Across the full pT range, the method achieves a 3–5% relative improvement in jet energy resolution, corresponding to roughly a 35% reduction in the squared resolution. In experimental physics, where precision campaigns work for years to gain percent-level improvements, that’s a real payoff from a simple modification. The improved estimates are also unbiased, verified in simulation to neither systematically over- nor under-estimate the true jet energy.

Why It Matters

The correlation-improved MLE framework is general: it applies whenever you have multiple correlated measurements and some prior knowledge of how they’re correlated, even without knowing their individual distributions. The authors already sketch an extension to boosted resonances, where a heavy particle like a Z boson or Higgs decays to two nearby jets. The same momentum conservation argument applies in a different energy and geometry regime.

LHC physics has increasingly turned to mining known physical constraints (conservation laws, symmetries, known particle properties) to extract information that naive jet-by-jet analysis misses. Machine learning has driven much of the recent progress in jet physics, but this paper shows that careful statistical reasoning, without any neural network, can still deliver meaningful gains. The method could also combine with ML-based calibrations, potentially stacking improvements.

On the practical side, the approach requires no exotic hardware, special data collection, or new training infrastructure. It builds on existing per-jet calibrations and adds a simple post-processing step, the kind of improvement large experimental collaborations can realistically adopt.

Bottom Line: By treating two jets as a correlated system rather than independent measurements, this method extracts a free 3–5% improvement in jet energy resolution.
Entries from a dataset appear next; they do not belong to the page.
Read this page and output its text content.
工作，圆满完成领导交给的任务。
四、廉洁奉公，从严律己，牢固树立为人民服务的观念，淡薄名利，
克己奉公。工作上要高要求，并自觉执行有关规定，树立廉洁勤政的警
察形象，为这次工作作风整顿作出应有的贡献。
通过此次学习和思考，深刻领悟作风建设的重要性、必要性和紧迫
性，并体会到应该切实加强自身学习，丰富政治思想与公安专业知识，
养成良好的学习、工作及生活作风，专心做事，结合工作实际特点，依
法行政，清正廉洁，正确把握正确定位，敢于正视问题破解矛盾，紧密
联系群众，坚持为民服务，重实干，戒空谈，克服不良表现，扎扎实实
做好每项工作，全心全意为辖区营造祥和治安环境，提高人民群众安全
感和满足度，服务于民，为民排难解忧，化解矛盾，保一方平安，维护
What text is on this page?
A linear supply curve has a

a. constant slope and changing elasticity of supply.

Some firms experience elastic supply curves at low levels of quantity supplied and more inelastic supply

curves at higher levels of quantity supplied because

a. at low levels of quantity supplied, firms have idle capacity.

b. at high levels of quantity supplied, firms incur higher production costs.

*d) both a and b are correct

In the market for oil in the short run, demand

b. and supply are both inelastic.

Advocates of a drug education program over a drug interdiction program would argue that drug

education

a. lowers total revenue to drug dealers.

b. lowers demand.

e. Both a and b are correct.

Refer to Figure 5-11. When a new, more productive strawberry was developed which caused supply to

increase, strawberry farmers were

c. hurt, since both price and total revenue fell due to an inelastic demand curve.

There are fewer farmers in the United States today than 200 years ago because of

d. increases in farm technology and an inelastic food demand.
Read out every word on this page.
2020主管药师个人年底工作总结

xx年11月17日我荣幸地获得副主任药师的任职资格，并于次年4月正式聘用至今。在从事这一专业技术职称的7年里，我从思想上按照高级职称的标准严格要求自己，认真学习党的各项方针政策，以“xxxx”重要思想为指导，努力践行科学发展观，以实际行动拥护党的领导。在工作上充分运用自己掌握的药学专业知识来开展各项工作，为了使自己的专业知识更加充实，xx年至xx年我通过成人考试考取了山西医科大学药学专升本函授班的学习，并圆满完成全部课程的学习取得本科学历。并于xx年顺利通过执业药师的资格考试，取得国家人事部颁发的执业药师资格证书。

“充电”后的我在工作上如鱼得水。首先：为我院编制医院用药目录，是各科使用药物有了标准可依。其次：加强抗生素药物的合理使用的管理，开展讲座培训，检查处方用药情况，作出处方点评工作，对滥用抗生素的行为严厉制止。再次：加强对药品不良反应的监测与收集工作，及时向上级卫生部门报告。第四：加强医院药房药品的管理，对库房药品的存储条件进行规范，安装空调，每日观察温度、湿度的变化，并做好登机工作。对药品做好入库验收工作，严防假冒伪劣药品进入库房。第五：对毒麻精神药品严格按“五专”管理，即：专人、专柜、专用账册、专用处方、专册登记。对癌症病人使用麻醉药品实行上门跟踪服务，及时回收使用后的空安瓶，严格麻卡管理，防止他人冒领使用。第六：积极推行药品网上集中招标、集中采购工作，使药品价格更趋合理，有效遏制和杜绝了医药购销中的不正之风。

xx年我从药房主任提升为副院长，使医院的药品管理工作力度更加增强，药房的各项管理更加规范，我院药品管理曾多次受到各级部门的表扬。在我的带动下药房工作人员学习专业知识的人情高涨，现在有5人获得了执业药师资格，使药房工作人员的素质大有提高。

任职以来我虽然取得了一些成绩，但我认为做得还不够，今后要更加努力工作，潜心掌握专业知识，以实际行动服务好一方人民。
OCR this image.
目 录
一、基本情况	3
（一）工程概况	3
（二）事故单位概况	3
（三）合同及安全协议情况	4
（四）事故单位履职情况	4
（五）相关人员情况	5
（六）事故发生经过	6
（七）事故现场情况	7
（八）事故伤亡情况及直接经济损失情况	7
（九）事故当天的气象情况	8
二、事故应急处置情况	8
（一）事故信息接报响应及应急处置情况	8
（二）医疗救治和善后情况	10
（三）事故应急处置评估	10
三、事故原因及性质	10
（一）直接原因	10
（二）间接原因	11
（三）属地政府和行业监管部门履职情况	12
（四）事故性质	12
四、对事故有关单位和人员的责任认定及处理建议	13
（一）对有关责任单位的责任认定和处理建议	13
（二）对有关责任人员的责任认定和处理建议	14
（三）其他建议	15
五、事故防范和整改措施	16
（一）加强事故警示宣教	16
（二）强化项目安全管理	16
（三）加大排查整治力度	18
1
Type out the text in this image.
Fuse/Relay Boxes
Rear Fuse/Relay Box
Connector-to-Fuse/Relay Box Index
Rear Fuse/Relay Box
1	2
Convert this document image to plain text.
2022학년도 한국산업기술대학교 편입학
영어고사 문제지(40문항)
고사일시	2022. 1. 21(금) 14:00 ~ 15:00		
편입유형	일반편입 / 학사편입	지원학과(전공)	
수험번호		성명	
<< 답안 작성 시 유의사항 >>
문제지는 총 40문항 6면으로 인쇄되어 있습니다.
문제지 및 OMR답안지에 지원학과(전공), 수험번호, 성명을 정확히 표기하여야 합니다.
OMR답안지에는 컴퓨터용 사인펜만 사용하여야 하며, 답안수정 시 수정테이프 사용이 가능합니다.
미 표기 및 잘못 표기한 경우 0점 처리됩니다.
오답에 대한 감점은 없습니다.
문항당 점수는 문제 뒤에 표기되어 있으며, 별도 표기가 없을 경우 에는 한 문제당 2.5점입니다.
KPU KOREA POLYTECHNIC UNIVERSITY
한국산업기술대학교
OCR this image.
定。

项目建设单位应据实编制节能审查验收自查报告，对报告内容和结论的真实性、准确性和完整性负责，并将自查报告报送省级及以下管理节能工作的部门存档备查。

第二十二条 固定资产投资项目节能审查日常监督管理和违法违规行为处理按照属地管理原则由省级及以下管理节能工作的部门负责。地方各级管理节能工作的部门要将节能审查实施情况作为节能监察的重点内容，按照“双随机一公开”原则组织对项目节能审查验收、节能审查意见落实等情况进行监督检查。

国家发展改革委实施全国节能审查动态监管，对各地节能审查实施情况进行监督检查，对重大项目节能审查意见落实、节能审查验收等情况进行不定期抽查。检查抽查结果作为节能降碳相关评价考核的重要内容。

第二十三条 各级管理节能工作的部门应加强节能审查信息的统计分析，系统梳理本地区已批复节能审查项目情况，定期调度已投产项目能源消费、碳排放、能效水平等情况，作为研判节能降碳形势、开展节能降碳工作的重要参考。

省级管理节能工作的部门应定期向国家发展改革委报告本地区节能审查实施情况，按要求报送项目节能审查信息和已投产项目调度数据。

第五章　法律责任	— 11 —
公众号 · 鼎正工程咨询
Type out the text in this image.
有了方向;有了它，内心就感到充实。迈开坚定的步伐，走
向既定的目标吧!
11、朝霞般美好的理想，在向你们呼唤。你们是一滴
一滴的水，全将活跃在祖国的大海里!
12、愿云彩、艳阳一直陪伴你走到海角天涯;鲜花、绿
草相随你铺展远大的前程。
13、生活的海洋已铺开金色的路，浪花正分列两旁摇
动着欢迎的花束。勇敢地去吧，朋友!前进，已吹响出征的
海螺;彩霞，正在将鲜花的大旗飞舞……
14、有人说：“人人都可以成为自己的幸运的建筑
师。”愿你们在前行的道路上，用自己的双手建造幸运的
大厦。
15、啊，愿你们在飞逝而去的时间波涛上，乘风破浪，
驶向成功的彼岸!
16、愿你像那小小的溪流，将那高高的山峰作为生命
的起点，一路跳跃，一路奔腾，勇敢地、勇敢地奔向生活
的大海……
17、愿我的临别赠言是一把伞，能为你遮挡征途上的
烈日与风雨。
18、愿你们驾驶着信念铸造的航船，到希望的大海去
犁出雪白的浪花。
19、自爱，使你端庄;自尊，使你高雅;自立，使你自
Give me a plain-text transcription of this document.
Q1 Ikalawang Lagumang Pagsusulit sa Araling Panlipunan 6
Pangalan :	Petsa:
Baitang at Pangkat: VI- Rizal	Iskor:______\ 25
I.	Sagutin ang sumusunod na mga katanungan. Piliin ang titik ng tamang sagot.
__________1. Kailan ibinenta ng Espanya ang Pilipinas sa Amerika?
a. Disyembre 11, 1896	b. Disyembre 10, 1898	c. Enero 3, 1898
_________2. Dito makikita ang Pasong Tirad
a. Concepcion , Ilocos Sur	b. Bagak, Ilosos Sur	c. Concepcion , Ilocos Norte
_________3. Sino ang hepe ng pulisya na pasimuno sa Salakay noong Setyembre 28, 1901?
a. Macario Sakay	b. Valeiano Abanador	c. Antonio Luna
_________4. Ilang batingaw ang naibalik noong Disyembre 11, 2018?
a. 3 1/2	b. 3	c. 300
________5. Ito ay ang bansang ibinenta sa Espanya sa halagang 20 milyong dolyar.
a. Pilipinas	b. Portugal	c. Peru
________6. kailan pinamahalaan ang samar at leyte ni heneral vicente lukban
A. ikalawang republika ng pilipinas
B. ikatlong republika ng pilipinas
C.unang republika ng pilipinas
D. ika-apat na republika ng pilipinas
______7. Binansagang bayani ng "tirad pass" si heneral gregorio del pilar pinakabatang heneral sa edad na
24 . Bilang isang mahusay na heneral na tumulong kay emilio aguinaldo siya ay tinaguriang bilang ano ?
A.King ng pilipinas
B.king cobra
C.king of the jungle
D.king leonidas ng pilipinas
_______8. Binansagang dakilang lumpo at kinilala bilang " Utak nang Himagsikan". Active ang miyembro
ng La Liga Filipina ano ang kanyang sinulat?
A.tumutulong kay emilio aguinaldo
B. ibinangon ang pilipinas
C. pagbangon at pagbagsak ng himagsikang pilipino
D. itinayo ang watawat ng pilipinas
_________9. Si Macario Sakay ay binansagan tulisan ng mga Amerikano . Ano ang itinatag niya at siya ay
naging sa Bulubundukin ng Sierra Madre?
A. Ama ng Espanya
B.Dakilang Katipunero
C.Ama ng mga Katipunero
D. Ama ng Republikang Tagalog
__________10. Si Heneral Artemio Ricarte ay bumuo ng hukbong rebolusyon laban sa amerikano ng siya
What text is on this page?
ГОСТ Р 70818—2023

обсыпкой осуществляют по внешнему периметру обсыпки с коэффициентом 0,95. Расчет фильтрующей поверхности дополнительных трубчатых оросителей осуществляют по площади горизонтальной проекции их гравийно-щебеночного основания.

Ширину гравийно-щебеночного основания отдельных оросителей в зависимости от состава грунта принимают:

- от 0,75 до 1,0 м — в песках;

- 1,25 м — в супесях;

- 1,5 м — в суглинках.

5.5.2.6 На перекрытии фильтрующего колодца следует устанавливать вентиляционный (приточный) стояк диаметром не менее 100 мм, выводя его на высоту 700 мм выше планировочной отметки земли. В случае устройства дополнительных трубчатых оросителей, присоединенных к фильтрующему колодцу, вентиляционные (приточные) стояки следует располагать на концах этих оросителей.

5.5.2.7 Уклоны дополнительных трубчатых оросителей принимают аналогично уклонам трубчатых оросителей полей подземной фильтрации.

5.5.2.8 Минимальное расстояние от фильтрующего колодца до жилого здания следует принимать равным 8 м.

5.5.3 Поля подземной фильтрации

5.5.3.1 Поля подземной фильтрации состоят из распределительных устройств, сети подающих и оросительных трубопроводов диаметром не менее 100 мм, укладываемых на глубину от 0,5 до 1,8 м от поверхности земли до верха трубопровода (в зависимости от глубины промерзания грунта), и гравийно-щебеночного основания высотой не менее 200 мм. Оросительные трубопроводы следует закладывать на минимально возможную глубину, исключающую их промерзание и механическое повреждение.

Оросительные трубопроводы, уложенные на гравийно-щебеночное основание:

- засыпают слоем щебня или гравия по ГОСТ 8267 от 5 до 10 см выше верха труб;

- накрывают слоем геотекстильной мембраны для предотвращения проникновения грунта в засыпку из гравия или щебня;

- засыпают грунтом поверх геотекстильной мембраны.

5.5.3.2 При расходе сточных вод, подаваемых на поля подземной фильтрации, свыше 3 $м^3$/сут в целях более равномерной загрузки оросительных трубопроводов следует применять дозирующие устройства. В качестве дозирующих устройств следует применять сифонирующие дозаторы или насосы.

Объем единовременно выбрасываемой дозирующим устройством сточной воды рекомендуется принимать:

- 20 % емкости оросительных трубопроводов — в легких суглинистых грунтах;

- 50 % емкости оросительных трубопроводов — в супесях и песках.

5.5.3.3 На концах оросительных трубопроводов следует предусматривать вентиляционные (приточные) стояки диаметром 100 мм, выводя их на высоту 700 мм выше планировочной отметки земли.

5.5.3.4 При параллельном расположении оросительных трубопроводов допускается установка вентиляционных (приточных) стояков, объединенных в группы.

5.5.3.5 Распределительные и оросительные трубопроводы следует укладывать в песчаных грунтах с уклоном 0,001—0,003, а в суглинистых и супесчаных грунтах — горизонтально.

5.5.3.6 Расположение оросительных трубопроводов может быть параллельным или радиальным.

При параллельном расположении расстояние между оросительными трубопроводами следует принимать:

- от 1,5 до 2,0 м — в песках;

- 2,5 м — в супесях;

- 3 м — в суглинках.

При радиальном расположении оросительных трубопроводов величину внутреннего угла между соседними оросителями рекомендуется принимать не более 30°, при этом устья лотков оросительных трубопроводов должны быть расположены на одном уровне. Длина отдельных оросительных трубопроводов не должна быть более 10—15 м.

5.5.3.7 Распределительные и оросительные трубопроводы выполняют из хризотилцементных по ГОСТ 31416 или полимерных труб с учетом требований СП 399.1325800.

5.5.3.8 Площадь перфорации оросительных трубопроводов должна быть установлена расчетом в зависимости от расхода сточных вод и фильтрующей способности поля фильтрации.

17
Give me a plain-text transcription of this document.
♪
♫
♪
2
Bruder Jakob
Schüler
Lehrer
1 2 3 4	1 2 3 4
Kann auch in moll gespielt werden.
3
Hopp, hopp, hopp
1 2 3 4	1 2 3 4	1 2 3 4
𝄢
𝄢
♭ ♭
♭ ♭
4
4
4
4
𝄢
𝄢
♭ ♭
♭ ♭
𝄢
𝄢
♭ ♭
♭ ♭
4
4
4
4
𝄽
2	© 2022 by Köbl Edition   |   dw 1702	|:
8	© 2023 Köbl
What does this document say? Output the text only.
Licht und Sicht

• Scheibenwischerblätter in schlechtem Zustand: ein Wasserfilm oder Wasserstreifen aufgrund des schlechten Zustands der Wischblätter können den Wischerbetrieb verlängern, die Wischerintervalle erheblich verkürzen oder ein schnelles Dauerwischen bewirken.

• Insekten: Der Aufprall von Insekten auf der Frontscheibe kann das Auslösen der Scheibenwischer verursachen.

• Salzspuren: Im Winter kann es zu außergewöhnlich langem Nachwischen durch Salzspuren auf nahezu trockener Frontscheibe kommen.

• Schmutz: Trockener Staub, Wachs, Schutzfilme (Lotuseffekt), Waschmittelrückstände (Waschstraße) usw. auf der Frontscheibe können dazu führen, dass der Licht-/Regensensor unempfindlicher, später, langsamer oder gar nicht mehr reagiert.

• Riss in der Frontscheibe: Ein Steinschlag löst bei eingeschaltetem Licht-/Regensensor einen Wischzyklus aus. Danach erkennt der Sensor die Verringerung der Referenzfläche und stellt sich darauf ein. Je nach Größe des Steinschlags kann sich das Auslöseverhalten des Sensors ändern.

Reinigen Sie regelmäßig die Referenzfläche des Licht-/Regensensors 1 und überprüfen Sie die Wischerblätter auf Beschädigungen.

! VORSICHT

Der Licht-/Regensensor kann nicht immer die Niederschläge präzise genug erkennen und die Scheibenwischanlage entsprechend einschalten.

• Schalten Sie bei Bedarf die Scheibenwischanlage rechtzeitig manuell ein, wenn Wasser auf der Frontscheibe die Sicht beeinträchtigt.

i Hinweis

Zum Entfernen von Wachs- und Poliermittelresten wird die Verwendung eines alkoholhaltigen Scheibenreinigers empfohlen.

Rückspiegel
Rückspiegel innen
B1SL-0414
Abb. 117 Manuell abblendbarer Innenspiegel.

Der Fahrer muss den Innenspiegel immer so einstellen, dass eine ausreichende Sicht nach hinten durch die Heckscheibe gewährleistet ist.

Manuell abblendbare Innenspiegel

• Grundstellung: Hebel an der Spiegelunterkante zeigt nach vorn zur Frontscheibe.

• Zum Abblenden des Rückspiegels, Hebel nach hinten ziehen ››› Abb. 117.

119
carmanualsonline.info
No new hardware, no new data, just smarter use of momentum conservation.

IAIFI Research Highlights

Interdisciplinary Research Achievement
This work applies rigorous statistical inference (maximum likelihood estimation with explicit correlation structure) to a core challenge in experimental particle physics, showing how mathematical tools from statistics can directly improve LHC measurements.
Impact on Artificial Intelligence
The correlation-improved MLE framework is a general method for joint calibration of correlated measurements, with potential applications beyond particle physics wherever conservation laws constrain multi-object systems.
Impact on Fundamental Interactions
Improving jet energy resolution directly benefits Higgs boson measurements, new physics searches, and QCD studies at the LHC.
Outlook and References
Future directions include applying this technique to boosted resonances and combining it with ML-based jet calibrations. The full method is available at [arXiv:2402.14067](https://arxiv.org/abs/2402.14067).

Original Paper Details

Title
Seeing Double: Calibrating Two Jets at Once
arXiv ID
2402.14067
Authors
["Rikab Gambhir", "Benjamin Nachman"]
Abstract
Jet energy calibration is an important aspect of many measurements and searches at the LHC. Currently, these calibrations are performed on a per-jet basis, i.e. agnostic to the properties of other jets in the same event. In this work, we propose taking advantage of the correlations induced by momentum conservation between jets in order to improve their jet energy calibration. By fitting the $p_T$ asymmetry of dijet events in simulation, while remaining agnostic to the $p_T$ spectra themselves, we are able to obtain correlation-improved maximum likelihood estimates. This approach is demonstrated with simulated jets from the CMS Detector, yielding a $3$-$5\%$ relative improvement in the jet energy resolution, corresponding to a quadrature improvement of approximately 35\%.